The following was addressed to Eden Concoff whose letter appeared last week.
I support limited sports field lighting at Malibu High School for football, but your letter completely makes the case why we should not make public policy based on the wants of teenagers. You simply do not have the broader vision of all that is involved in this issue. Teens have poor impulse control. You want what you want when you want it. You are very young and issues dear to your heart are very urgent and compelling.
The City of Malibu was founded on the principal of keeping it rural. If you look at a nighttime satellite photo of the USA there are huge areas – greater Los Angeles included – that have so lit up the night skies that you can no longer see the stars. There is a name for it: light pollution. Malibu has laws that govern how many lights, how bright, their direction one can have on both private and public properties in a document called the Local Coastal Plan or LCP. These laws are designed to protect our very special rural environment. I hold that the majority of Malibu property owners and residents do not want to establish a precedent that could lead to the widespread and continual sports field lighting like Palisades High, which you so warmly praise in your letter. It is in fact a real nightmare to thousands of us.

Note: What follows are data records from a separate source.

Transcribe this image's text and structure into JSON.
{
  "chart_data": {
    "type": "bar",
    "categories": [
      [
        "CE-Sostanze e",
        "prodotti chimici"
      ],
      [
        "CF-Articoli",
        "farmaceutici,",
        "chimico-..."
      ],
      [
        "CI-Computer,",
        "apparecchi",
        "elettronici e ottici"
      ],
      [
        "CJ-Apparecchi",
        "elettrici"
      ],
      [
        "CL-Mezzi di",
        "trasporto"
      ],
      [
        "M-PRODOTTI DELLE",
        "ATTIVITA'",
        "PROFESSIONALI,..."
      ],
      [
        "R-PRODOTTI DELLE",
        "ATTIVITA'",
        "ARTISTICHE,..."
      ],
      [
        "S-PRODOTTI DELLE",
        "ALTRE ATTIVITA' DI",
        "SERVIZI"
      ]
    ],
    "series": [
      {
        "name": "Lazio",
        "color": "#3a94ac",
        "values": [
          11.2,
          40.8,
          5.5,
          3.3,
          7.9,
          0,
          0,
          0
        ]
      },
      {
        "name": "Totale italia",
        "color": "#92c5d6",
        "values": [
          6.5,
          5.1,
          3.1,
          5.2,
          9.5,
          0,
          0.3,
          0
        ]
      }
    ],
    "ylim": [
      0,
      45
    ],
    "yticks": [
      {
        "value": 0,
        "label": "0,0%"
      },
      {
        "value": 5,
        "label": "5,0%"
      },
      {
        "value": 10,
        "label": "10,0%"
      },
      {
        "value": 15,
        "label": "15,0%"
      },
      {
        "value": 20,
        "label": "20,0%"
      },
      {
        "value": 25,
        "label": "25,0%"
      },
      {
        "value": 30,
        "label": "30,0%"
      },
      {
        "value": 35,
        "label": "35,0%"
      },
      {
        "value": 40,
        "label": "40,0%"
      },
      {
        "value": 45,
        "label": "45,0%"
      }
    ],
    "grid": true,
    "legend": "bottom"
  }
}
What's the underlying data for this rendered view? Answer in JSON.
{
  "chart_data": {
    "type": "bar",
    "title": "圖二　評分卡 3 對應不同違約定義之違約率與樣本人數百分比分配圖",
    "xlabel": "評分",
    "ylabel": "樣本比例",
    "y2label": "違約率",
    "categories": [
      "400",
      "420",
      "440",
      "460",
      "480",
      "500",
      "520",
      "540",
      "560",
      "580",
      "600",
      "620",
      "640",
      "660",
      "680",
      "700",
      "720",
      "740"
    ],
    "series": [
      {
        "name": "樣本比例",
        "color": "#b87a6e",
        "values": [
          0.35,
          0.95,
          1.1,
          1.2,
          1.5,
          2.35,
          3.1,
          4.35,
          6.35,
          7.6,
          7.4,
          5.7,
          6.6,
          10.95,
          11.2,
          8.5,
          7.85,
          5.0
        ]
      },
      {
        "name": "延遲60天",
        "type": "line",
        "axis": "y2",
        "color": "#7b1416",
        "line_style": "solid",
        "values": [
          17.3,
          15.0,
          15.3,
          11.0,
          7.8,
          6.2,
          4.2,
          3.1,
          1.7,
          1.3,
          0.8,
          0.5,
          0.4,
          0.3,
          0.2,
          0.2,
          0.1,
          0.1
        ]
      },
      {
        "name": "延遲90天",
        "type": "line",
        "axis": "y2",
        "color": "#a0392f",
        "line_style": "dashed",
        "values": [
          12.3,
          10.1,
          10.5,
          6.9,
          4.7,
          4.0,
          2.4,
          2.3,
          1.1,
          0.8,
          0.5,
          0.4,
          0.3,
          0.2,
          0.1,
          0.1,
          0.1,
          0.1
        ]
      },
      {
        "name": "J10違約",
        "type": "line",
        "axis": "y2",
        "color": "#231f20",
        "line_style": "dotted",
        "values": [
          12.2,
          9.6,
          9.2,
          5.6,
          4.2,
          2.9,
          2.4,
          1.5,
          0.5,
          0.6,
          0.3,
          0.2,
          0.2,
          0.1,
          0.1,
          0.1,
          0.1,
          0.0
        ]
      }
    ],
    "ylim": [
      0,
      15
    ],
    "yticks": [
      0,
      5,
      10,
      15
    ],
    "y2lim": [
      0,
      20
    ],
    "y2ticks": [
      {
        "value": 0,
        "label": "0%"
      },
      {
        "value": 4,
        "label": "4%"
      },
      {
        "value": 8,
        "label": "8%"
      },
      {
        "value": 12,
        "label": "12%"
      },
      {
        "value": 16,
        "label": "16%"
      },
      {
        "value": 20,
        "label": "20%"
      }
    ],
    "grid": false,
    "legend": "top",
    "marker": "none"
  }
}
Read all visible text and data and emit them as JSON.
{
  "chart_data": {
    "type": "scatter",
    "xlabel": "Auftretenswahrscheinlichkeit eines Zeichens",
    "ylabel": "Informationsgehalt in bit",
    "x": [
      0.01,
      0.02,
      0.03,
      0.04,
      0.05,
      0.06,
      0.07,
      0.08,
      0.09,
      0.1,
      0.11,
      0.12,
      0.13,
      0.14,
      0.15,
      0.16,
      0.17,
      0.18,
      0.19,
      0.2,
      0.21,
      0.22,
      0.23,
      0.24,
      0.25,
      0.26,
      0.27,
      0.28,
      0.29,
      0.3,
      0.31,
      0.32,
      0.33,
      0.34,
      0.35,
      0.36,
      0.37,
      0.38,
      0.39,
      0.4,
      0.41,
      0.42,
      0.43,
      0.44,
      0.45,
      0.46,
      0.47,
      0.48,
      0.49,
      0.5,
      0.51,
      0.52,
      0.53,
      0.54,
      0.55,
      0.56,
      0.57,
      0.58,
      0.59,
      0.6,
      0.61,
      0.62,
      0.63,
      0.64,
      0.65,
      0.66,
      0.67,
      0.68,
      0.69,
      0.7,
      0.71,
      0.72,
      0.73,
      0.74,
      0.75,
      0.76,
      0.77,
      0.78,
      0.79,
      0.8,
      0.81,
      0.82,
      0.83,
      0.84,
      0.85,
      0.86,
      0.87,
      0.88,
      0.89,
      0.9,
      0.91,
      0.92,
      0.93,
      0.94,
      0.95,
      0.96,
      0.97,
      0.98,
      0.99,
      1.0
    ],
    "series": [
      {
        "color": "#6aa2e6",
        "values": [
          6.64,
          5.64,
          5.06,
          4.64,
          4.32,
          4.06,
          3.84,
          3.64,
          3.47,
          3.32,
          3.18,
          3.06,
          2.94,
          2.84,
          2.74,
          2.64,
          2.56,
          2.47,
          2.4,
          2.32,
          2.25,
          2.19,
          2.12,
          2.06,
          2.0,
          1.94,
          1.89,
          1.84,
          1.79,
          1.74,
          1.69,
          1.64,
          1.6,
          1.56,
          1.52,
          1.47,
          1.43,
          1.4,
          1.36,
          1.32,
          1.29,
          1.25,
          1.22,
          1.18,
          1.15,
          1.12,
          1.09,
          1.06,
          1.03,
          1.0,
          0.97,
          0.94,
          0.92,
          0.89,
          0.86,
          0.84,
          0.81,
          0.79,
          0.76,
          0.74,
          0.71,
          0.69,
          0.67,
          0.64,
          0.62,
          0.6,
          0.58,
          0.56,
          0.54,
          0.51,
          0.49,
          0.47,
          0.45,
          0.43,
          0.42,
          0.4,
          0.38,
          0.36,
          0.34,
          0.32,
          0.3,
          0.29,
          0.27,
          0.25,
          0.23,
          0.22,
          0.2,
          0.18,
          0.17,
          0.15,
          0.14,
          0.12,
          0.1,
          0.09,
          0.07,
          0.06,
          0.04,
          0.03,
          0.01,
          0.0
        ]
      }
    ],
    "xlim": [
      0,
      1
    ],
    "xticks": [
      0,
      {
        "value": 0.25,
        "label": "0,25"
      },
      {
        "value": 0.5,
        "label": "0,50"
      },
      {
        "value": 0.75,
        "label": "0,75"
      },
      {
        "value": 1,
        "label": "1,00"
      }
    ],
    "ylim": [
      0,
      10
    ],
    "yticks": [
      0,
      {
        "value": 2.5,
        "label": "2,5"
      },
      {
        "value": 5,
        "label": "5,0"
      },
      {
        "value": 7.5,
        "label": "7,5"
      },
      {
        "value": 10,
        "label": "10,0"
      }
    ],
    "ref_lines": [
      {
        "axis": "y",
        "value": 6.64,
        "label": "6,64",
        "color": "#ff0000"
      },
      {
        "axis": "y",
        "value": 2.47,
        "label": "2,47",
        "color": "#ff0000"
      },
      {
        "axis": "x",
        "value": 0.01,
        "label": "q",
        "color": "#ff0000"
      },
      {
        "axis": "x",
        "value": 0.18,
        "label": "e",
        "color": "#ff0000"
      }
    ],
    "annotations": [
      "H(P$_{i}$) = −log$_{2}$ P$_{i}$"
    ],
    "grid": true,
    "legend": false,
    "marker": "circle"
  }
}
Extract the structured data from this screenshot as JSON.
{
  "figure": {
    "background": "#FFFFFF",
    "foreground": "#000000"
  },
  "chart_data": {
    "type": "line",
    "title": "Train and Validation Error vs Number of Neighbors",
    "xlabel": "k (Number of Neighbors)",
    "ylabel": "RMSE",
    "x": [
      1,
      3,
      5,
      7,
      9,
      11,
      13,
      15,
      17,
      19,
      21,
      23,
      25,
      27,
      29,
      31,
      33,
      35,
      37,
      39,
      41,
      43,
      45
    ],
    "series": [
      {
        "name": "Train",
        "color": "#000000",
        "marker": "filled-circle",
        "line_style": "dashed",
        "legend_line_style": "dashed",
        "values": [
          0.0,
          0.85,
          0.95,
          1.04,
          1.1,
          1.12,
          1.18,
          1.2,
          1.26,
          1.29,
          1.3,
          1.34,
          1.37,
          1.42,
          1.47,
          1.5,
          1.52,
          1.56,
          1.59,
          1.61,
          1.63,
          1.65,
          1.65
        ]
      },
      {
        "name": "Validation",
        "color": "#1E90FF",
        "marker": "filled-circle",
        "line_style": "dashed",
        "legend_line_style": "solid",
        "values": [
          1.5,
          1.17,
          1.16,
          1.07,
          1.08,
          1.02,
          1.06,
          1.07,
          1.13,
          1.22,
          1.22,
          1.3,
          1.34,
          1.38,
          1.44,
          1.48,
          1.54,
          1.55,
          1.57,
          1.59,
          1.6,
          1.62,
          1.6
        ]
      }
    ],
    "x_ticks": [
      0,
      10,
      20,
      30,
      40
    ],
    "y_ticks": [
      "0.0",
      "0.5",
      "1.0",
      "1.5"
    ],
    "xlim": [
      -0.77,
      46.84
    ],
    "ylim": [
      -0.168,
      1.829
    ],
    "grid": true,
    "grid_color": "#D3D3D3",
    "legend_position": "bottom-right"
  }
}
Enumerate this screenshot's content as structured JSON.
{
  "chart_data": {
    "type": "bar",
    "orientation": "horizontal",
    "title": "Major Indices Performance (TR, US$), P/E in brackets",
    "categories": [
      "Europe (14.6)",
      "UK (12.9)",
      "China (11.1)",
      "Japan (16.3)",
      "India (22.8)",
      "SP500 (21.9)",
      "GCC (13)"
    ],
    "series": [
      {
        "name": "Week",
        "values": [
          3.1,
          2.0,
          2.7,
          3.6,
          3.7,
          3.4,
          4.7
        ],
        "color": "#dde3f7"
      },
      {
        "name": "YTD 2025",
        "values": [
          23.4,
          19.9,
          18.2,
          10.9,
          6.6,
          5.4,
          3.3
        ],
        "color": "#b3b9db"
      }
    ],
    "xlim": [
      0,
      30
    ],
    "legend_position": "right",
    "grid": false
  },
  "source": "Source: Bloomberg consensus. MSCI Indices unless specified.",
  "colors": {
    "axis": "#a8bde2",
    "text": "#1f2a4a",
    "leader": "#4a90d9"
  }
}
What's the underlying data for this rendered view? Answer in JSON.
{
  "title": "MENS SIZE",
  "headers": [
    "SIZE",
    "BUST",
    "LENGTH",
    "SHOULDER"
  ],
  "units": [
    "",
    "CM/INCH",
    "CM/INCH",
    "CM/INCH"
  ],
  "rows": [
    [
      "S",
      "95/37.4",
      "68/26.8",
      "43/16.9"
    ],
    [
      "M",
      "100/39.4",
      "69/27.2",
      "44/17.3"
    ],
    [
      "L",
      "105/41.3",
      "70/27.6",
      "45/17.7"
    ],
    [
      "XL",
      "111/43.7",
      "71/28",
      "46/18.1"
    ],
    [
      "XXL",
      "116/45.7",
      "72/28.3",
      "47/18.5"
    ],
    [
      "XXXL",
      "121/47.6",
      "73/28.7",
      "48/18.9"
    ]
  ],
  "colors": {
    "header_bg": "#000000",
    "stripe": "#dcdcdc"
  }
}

The challenge in front of our City Council is to find a legal framework to change the Local Coastal Plan that will permit the use of temporary lights for a limited number of night football games. It is based on changing what some 40 Malibu “institutions” can do for nighttime lighting. Since institutions include a broad array of schools, churches and government facilities, changing this law does not only impact Malibu High and the seven or eight homeowners whose wishes and legal rights you so easily dismiss, but it threatens to open a Pandora’s Box of potential new lighting that could erase Malibu’s cherished starry night skies. It is a clumsy and heavy-handed approach that can cause far more damage than the problem it is supposed to fix.
I urge the City Council to reject this shotgun approach and work to craft a proper solution that will get you and your friends the limited sports field lighting you want without further damaging Malibu’s environment.